Can telephone lines have a significant impact on the future? Can twisted copper wires transmit Internet data securely, reliably, and at high speed to enable viewing of high-quality moving images, sound, and large amounts of data on personal computers or televisions? The answer is yes, as proven by the increasing success of DSL (digital subscriber line) technology.
The capacity of a communications channel is determined by its bandwidth and signal-to-noise ratio. In a traditional phone network, a voice connection uses a bandwidth of around 3,000 Hz (ranging from 300 Hz to 3,300 Hz). An analog modem with a speed of 33.6 kbps requires slightly wider bandwidth of 3,200 Hz and depends on a high signal-to-noise ratio. However, modems operating at 56 kbps can achieve higher rates by utilizing digital connections that eliminate particular sources of noise during transmission to the end user.
However, the current bit rates on a twisted pair are not at their maximum potential. The signal’s bandwidth and strength are limited by the steady attenuation as it travels along the line, with higher frequencies experiencing greater impact. To achieve greater capacity, it is necessary to keep the lines short.
The original purpose of the Discrete Multitone approach was to transmit entertainment video over telephone wires. This is primarily for one-way transmission, so it relies heavily on that aspect.
The subchannels were assigned for transmitting the “downstream” signal, with a capacity of approximately 6 Mbps. Conversely, only about 0.6 Mbps were allocated for data transmission in the opposite direction. This form of DSL is known as ADSL and is recognized worldwide for its asymmetrical nature. The signal coding has been standardized globally.

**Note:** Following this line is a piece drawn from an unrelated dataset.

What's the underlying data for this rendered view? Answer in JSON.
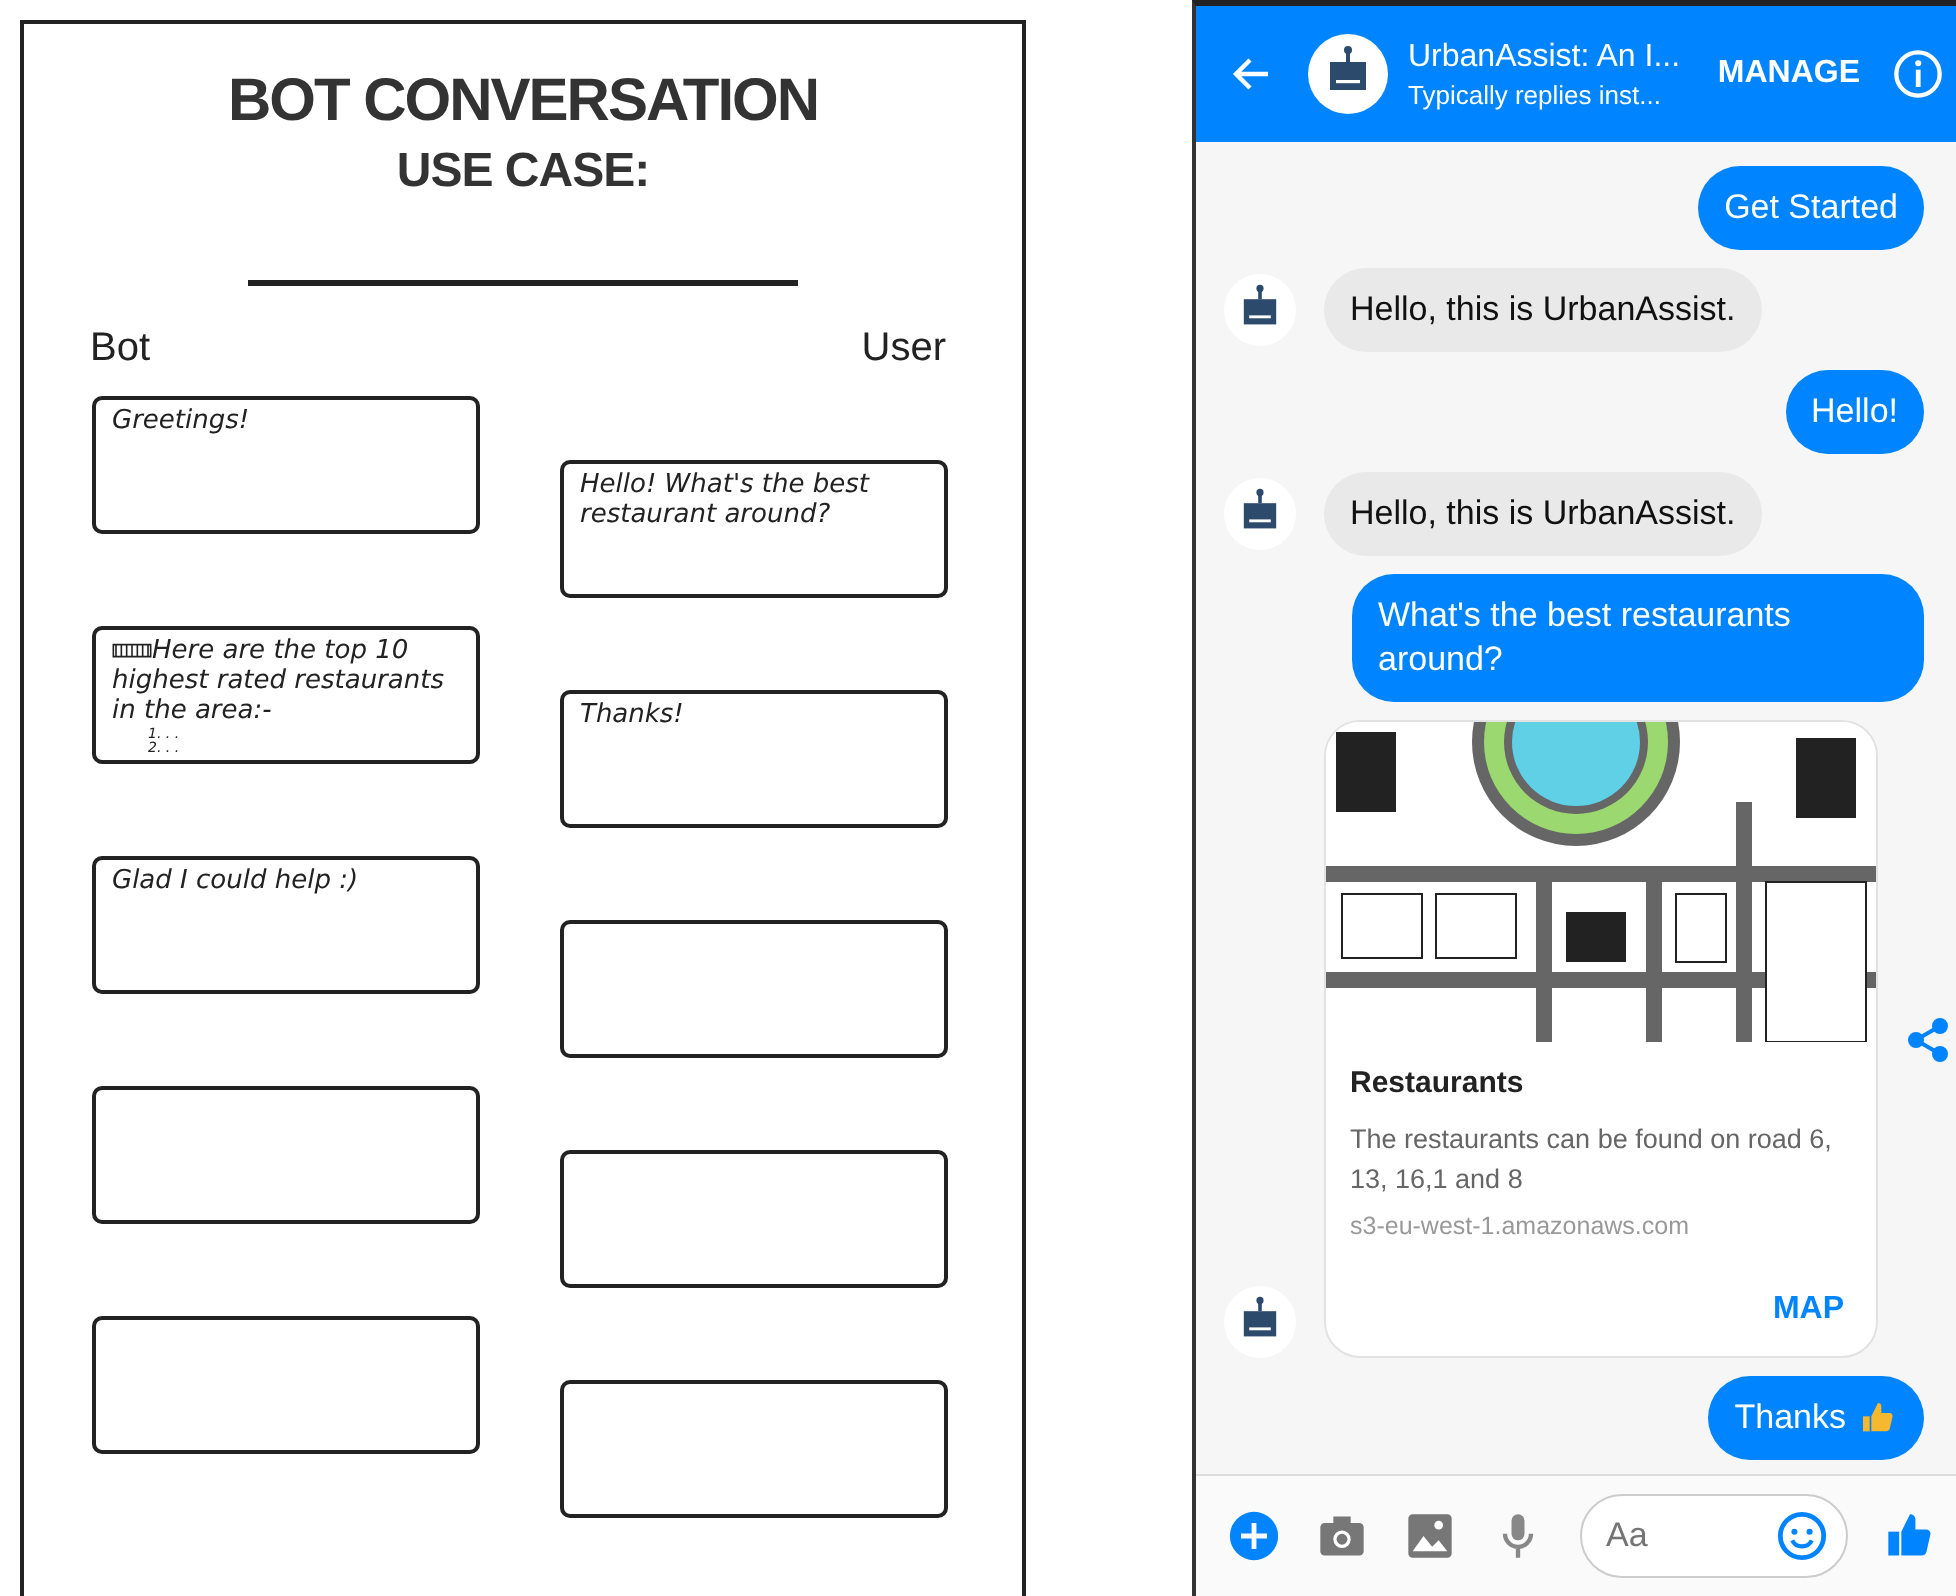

Although video application has not yet yielded results, browsing on the World Wide Web is conveniently facilitated by asymmetric transmission. ADSL has been increasingly implemented in telephone networks for constant Internet access, typically achieving speeds of several hundred kbps or higher over phone wires of up to approximately 5.5 kilometers in length. Unlike the multilevel coding employed in HDSL, ADSL enables data utilization on channels operating beyond the voice frequency range, allowing for simultaneous use of a single phone line.
The latest ADSL standard for home users is G.lite. It is a global standard that restricts data rates to 1.5 Mbps downstream and approximately 0.5 Mbps upstream. By limiting the speed, G.lite ensures reliable operation on over 70% of unmodified phone lines while reducing costs and power consumption. Home computers with G.lite-compatible circuitry are already available for purchase.

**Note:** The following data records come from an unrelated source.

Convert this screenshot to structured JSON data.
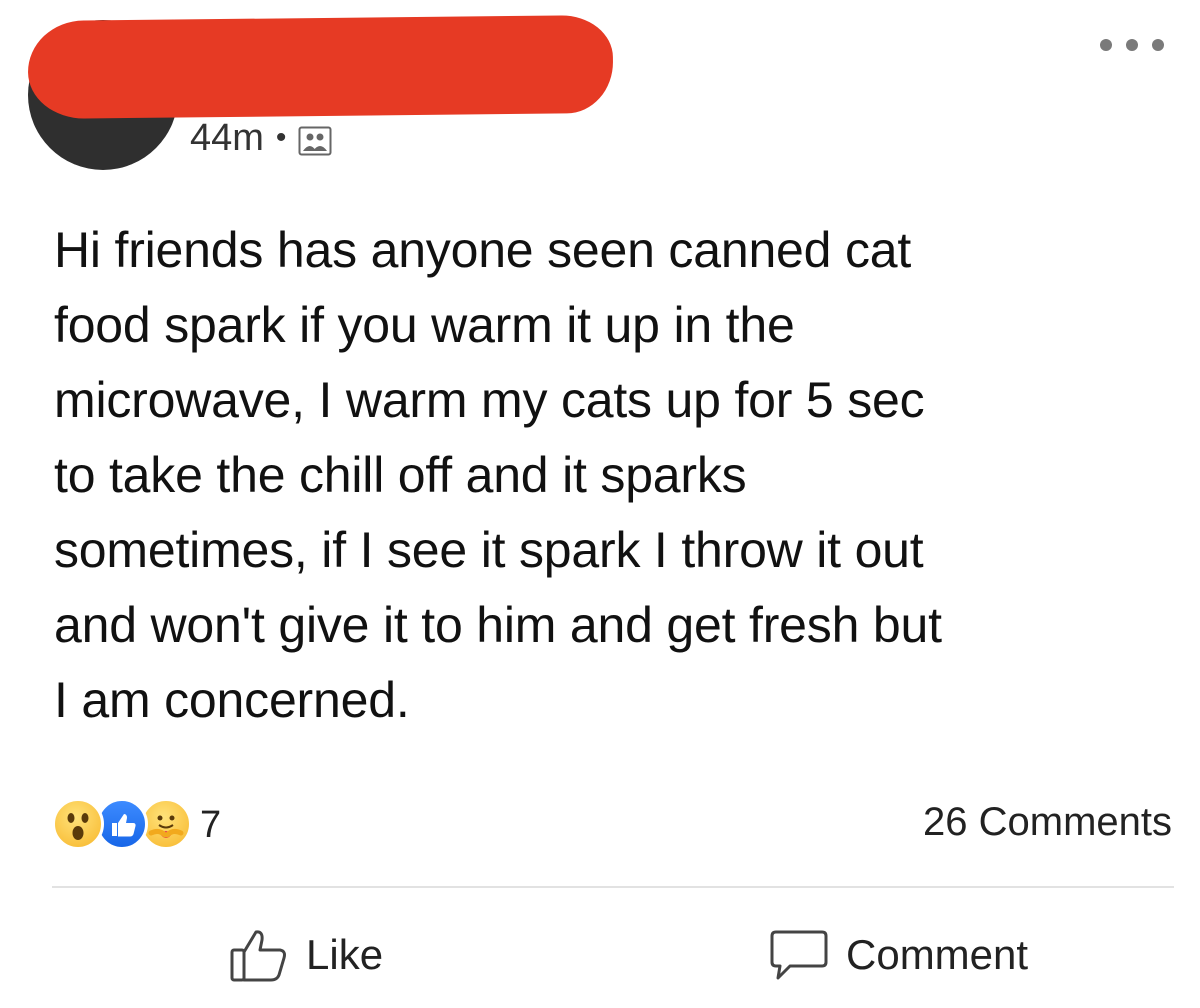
{
  "header": {
    "timestamp": "44m",
    "separator": "•",
    "audience_icon": "friends-icon",
    "more_icon": "more-options-icon"
  },
  "post": {
    "text": "Hi friends has anyone seen canned cat\nfood spark if you warm it up in the\nmicrowave, I warm my cats up for 5 sec\nto take the chill off and it sparks\nsometimes, if I see it spark I throw it out\nand won't give it to him and get fresh but\nI am concerned."
  },
  "stats": {
    "reactions": [
      "wow-reaction-icon",
      "like-reaction-icon",
      "care-reaction-icon"
    ],
    "reaction_count": "7",
    "comments": "26 Comments"
  },
  "actions": {
    "like_label": "Like",
    "comment_label": "Comment"
  },
  "colors": {
    "redaction": "#e63a24",
    "like_blue": "#1766e8",
    "reaction_yellow": "#f7b62a",
    "divider": "#e2e2e2"
  }
}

ADSL offers several benefits compared to cable television network systems. Unlike cable modems, ADSL ensures that the signal on your line is not shared with other users. Cable modems function over a large network, similar to a party line, where other users could potentially access your data signal while someone else is receiving data. In contrast, telephone wires provide physical security for your data transmission.
The backbone networks for ADSL transport combined signals for several hundred consumers at speeds of 155 Mbps and higher. In comparison, a television channel has a maximum throughput of approximately 24 Mbps.

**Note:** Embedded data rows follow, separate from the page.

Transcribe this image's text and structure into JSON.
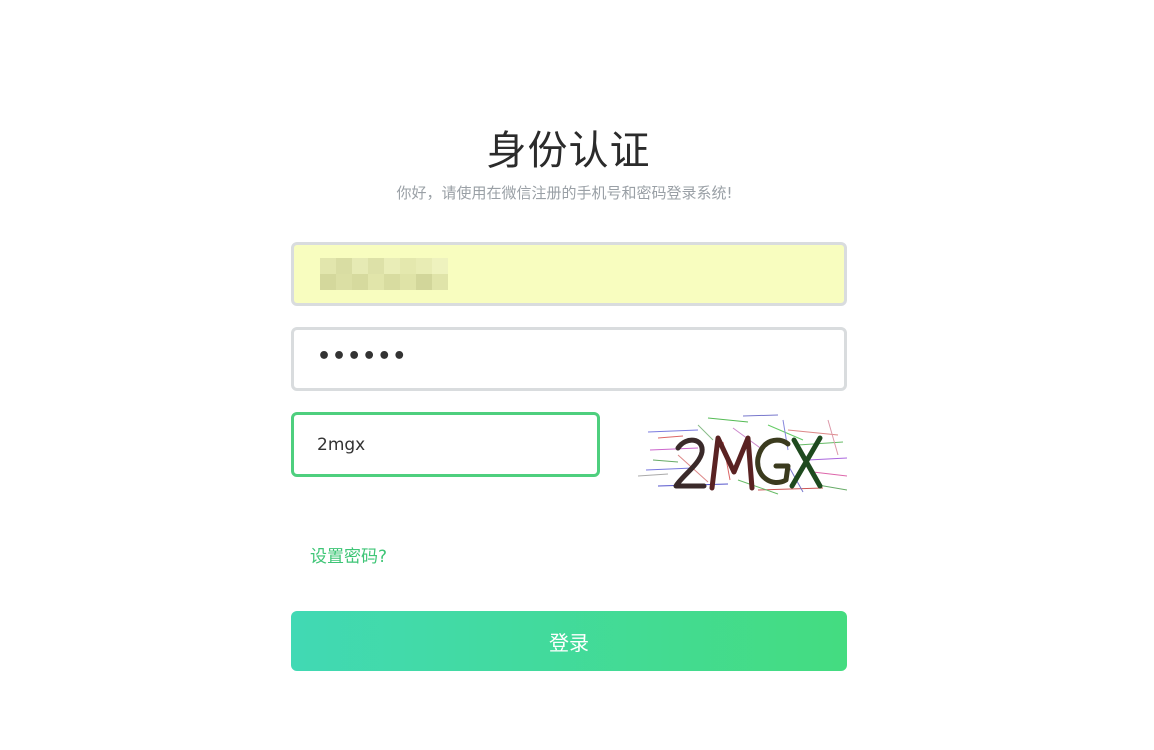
{
  "auth": {
    "title": "身份认证",
    "subtitle": "你好，请使用在微信注册的手机号和密码登录系统!"
  },
  "form": {
    "phone": {
      "value_obscured": true
    },
    "password": {
      "masked_value": "••••••"
    },
    "captcha": {
      "value": "2mgx",
      "image_text": "2MGX"
    },
    "set_password_link": "设置密码?",
    "login_button": "登录"
  },
  "colors": {
    "accent": "#3ec576",
    "button_gradient_start": "#41d9b4",
    "button_gradient_end": "#44dc80",
    "autofill_bg": "#f8fdbf"
  }
}
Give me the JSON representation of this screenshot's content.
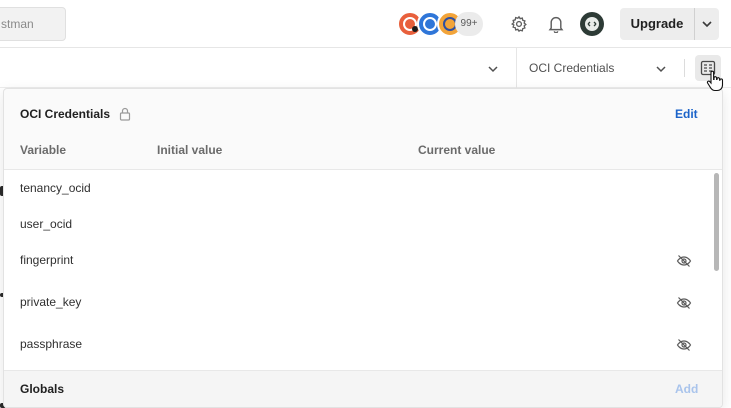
{
  "header": {
    "search_placeholder": "stman",
    "collaborators_more": "99+",
    "upgrade_label": "Upgrade"
  },
  "subbar": {
    "environment_selected": "OCI Credentials"
  },
  "environment_popover": {
    "title": "OCI Credentials",
    "edit_label": "Edit",
    "columns": {
      "variable": "Variable",
      "initial": "Initial value",
      "current": "Current value"
    },
    "rows": [
      {
        "variable": "tenancy_ocid",
        "initial": "",
        "current": "",
        "masked": false
      },
      {
        "variable": "user_ocid",
        "initial": "",
        "current": "",
        "masked": false
      },
      {
        "variable": "fingerprint",
        "initial": "",
        "current": "",
        "masked": true
      },
      {
        "variable": "private_key",
        "initial": "",
        "current": "",
        "masked": true
      },
      {
        "variable": "passphrase",
        "initial": "",
        "current": "",
        "masked": true
      }
    ],
    "globals_label": "Globals",
    "add_label": "Add"
  },
  "colors": {
    "link_blue": "#1b63c9",
    "disabled_blue": "#a9c4ec",
    "avatar_orange": "#e8603c",
    "avatar_blue": "#2f76d8",
    "avatar_yellow": "#f2a43a"
  },
  "icons": [
    "gear-icon",
    "bell-icon",
    "chevron-down-icon",
    "lock-icon",
    "eye-off-icon",
    "quick-look-icon",
    "hand-pointer-cursor-icon"
  ]
}
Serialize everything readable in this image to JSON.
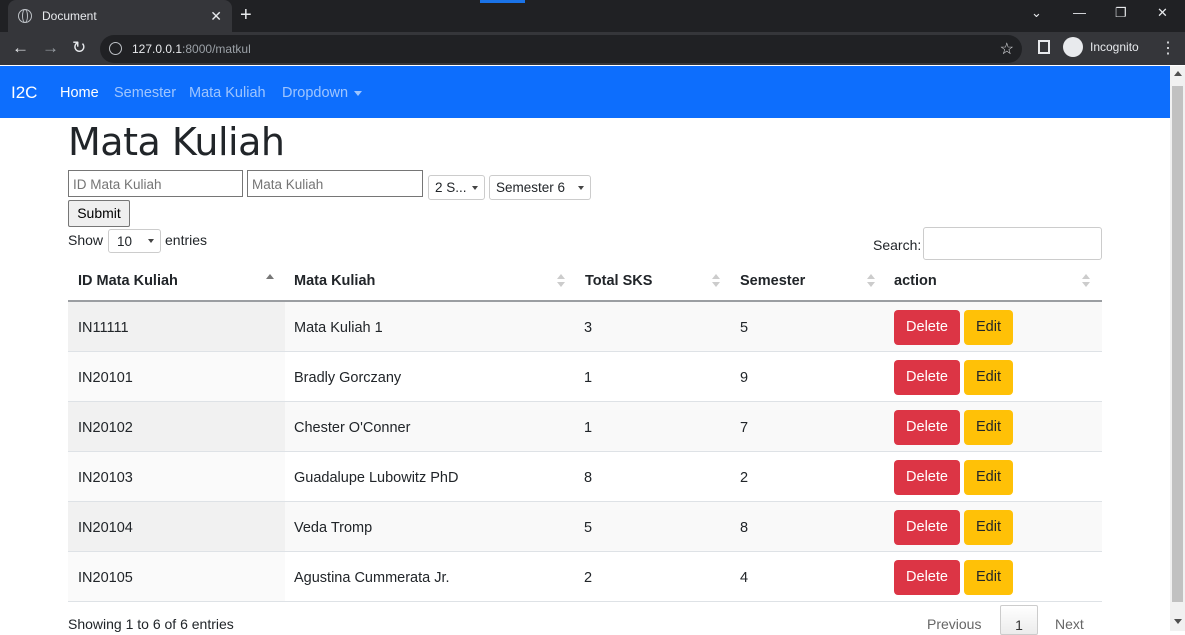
{
  "browser": {
    "tab_title": "Document",
    "tab_close": "✕",
    "new_tab": "+",
    "url_host": "127.0.0.1",
    "url_path": ":8000/matkul",
    "incognito_label": "Incognito",
    "win_min": "—",
    "win_restore": "❐",
    "win_close": "✕",
    "chevron": "⌄"
  },
  "navbar": {
    "brand": "I2C",
    "links": [
      {
        "label": "Home",
        "active": true
      },
      {
        "label": "Semester"
      },
      {
        "label": "Mata Kuliah"
      },
      {
        "label": "Dropdown"
      }
    ]
  },
  "page": {
    "title": "Mata Kuliah",
    "form": {
      "id_placeholder": "ID Mata Kuliah",
      "name_placeholder": "Mata Kuliah",
      "sks_value": "2 S...",
      "semester_value": "Semester 6",
      "submit_label": "Submit"
    },
    "table_controls": {
      "show_label": "Show",
      "length_value": "10",
      "entries_label": "entries",
      "search_label": "Search:"
    },
    "columns": [
      "ID Mata Kuliah",
      "Mata Kuliah",
      "Total SKS",
      "Semester",
      "action"
    ],
    "rows": [
      {
        "id": "IN11111",
        "name": "Mata Kuliah 1",
        "sks": "3",
        "semester": "5"
      },
      {
        "id": "IN20101",
        "name": "Bradly Gorczany",
        "sks": "1",
        "semester": "9"
      },
      {
        "id": "IN20102",
        "name": "Chester O'Conner",
        "sks": "1",
        "semester": "7"
      },
      {
        "id": "IN20103",
        "name": "Guadalupe Lubowitz PhD",
        "sks": "8",
        "semester": "2"
      },
      {
        "id": "IN20104",
        "name": "Veda Tromp",
        "sks": "5",
        "semester": "8"
      },
      {
        "id": "IN20105",
        "name": "Agustina Cummerata Jr.",
        "sks": "2",
        "semester": "4"
      }
    ],
    "delete_label": "Delete",
    "edit_label": "Edit",
    "info": "Showing 1 to 6 of 6 entries",
    "pagination": {
      "previous": "Previous",
      "current": "1",
      "next": "Next"
    }
  },
  "colors": {
    "navbar": "#0d6efd",
    "delete": "#dc3545",
    "edit": "#ffc107"
  }
}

Under heavy use by hundreds of cable modems, the effectiveness of ADSL is greatly limited. Furthermore, the ADSL traffic benefits from a statistical economy of scale, as demonstrated by 1,550 people sharing it.
When multiple users are sharing a backbone, it is more effective to have a speed of 155 Mbps instead of 240 Mbps. However, this is only true if the shared speed is capped at 24 Mbps.
Despite cable networks having a 90 percent reach in U.S. households, they are not accessible to numerous businesses. In comparison, telephone networks have extensive availability and play a vital role in facilitating efficient usage.
Upgrading the cable network with fiber optics and two-way transmission equipment requires a significant investment of billions of dollars from cable operators, while ADSL also utilizes two-way transmission equipment.
These telephones are the same as the ones utilized by Alexander Graham Bell in the 19th century.